No ano 148 a.C, a Macedônia se torna província romana e o mesmo acontece com todas as cidades pertencentes a essa região, entre elas Filipos. Quando Paulo chega à cidade, em sua segunda viagem missionária, entre os anos 49 e 52 d.C., ela continua sob o domínio romano. Na Carta, encontramos a seguinte informação: "Todos os santos vos saúdam, especialmente os da casa do Imperador" (4,22).

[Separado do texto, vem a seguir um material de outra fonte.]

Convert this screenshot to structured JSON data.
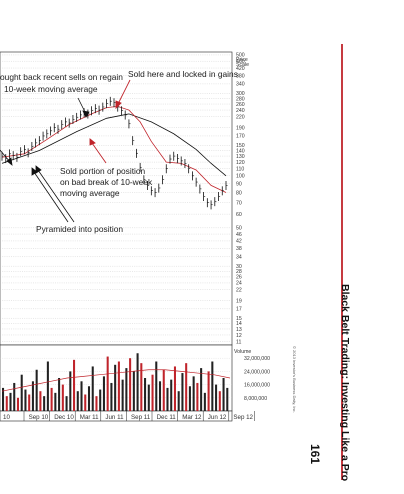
{
  "book": {
    "running_title": "Black Belt Trading: Investing Like a Pro",
    "page_number": "161",
    "accent_color": "#c0242b"
  },
  "chart_data": {
    "type": "line",
    "price_axis": {
      "label_line1": "Price",
      "label_line2": "Scale",
      "ticks": [
        500,
        460,
        420,
        380,
        340,
        300,
        280,
        260,
        240,
        220,
        190,
        170,
        150,
        140,
        130,
        120,
        110,
        100,
        90,
        80,
        70,
        60,
        50,
        46,
        42,
        38,
        34,
        30,
        28,
        26,
        24,
        22,
        19,
        17,
        15,
        14,
        13,
        12,
        11
      ],
      "scale": "log"
    },
    "volume_axis": {
      "label": "Volume",
      "ticks": [
        "32,000,000",
        "24,000,000",
        "16,000,000",
        "8,000,000"
      ]
    },
    "x_ticks": [
      "10",
      "Sep 10",
      "Dec 10",
      "Mar 11",
      "Jun 11",
      "Sep 11",
      "Dec 11",
      "Mar 12",
      "Jun 12",
      "Sep 12"
    ],
    "annotations": {
      "bought_back_1": "ought back recent sells on regain",
      "bought_back_2": "10-week moving average",
      "sold_here": "Sold here and locked in gains",
      "sold_portion_1": "Sold portion of position",
      "sold_portion_2": "on bad break of 10-week",
      "sold_portion_3": "moving average",
      "pyramided": "Pyramided into position"
    },
    "copyright": "© 2013 Investor's Business Daily, Inc.",
    "price_series": [
      [
        0,
        130
      ],
      [
        1,
        126
      ],
      [
        2,
        134
      ],
      [
        3,
        131
      ],
      [
        4,
        128
      ],
      [
        5,
        138
      ],
      [
        6,
        142
      ],
      [
        7,
        136
      ],
      [
        8,
        148
      ],
      [
        9,
        155
      ],
      [
        10,
        160
      ],
      [
        11,
        170
      ],
      [
        12,
        175
      ],
      [
        13,
        182
      ],
      [
        14,
        190
      ],
      [
        15,
        186
      ],
      [
        16,
        198
      ],
      [
        17,
        205
      ],
      [
        18,
        202
      ],
      [
        19,
        212
      ],
      [
        20,
        218
      ],
      [
        21,
        225
      ],
      [
        22,
        232
      ],
      [
        23,
        228
      ],
      [
        24,
        238
      ],
      [
        25,
        245
      ],
      [
        26,
        240
      ],
      [
        27,
        250
      ],
      [
        28,
        262
      ],
      [
        29,
        270
      ],
      [
        30,
        265
      ],
      [
        31,
        250
      ],
      [
        32,
        238
      ],
      [
        33,
        225
      ],
      [
        34,
        200
      ],
      [
        35,
        160
      ],
      [
        36,
        135
      ],
      [
        37,
        112
      ],
      [
        38,
        95
      ],
      [
        39,
        88
      ],
      [
        40,
        82
      ],
      [
        41,
        80
      ],
      [
        42,
        85
      ],
      [
        43,
        95
      ],
      [
        44,
        110
      ],
      [
        45,
        125
      ],
      [
        46,
        130
      ],
      [
        47,
        126
      ],
      [
        48,
        122
      ],
      [
        49,
        118
      ],
      [
        50,
        110
      ],
      [
        51,
        100
      ],
      [
        52,
        92
      ],
      [
        53,
        84
      ],
      [
        54,
        76
      ],
      [
        55,
        70
      ],
      [
        56,
        68
      ],
      [
        57,
        71
      ],
      [
        58,
        76
      ],
      [
        59,
        82
      ],
      [
        60,
        88
      ]
    ],
    "ma10_series": [
      [
        0,
        128
      ],
      [
        6,
        134
      ],
      [
        12,
        162
      ],
      [
        18,
        198
      ],
      [
        24,
        228
      ],
      [
        28,
        248
      ],
      [
        31,
        252
      ],
      [
        34,
        240
      ],
      [
        37,
        205
      ],
      [
        40,
        158
      ],
      [
        44,
        120
      ],
      [
        48,
        118
      ],
      [
        52,
        108
      ],
      [
        56,
        88
      ],
      [
        60,
        80
      ]
    ],
    "ma40_series": [
      [
        0,
        118
      ],
      [
        10,
        140
      ],
      [
        20,
        180
      ],
      [
        28,
        215
      ],
      [
        34,
        228
      ],
      [
        40,
        205
      ],
      [
        46,
        175
      ],
      [
        52,
        142
      ],
      [
        56,
        118
      ],
      [
        60,
        100
      ]
    ],
    "volume_bars": [
      14,
      9,
      11,
      17,
      8,
      22,
      13,
      10,
      18,
      25,
      12,
      9,
      30,
      14,
      11,
      20,
      16,
      9,
      24,
      31,
      12,
      18,
      10,
      15,
      27,
      9,
      13,
      21,
      33,
      17,
      28,
      30,
      19,
      26,
      32,
      24,
      35,
      29,
      20,
      16,
      22,
      30,
      18,
      25,
      14,
      19,
      27,
      12,
      23,
      29,
      15,
      21,
      17,
      26,
      11,
      24,
      30,
      16,
      12,
      20,
      14
    ],
    "volume_ma": [
      12,
      14,
      16,
      18,
      20,
      21,
      22,
      23,
      24,
      25,
      25,
      24,
      23,
      22,
      20
    ]
  }
}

O que significa estar sob o domínio dessa grande potência? De onde vem sua riqueza? Como esse Império se organiza e de que modo domina?

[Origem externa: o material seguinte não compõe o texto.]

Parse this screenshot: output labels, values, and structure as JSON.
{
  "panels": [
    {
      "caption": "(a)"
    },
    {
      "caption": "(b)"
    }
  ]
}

O Império Romano está sustentado por três pilares: a escravidão, a propriedade privada da terra e o comércio.
1) Escravidão - A mão de obra escrava é encontrada em toda e qualquer ocupação ou atividade civil e é utilizada como força de trabalho na produção da vida material, predominantemente nas minas, na agricultura e no serviço doméstico dos grandes senhores. Alo escrava/o não é considerada/o uma pessoa, mas um bem do mesmo nível que uma extensão de terras, uma cabeça de gado ou uma saca de grãos, por exemplo. Além disso, escravas e escravos, consideradas/os como mercadorias, são facilmente transportadas/os de um local para outro, o que aumenta sua importância.

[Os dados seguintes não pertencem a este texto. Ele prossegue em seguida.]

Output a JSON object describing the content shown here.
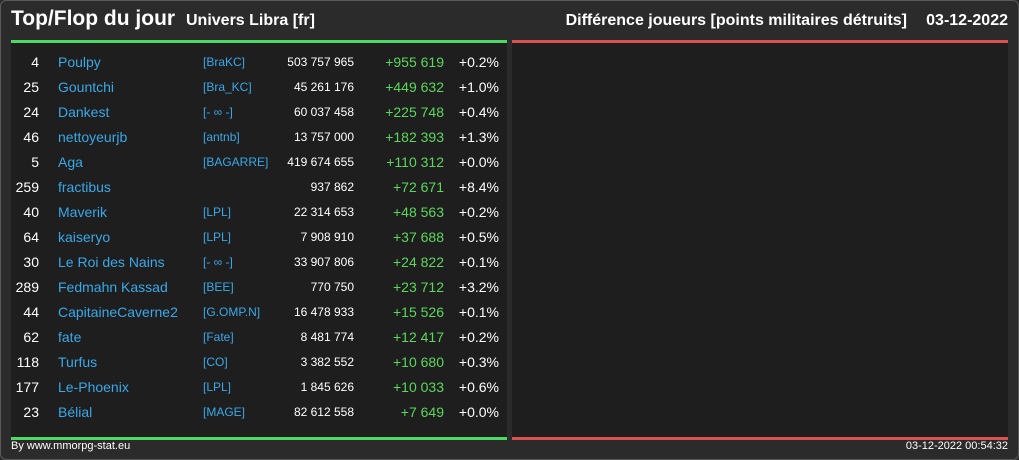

2) Propriedade privada da terra - As vastas extensões de terra pertencem à elite romana e quem as cultiva é a mão de obra escrava. Da concentração de terra e do trabalho escravo a elite extrai o excedente da produção geradora de riqueza. Este excedente a elite utiliza para sustentar uma vida de luxo e pompa nos centros urbanos do Império.
3) Comércio - O Império entra em constantes batalhas. Os territórios conquistados são anexados às terras imperiais e seus habitantes escravizados.
Consequentemente aumenta a produção agrícola, uma vez que há terras e mão de obra abundante.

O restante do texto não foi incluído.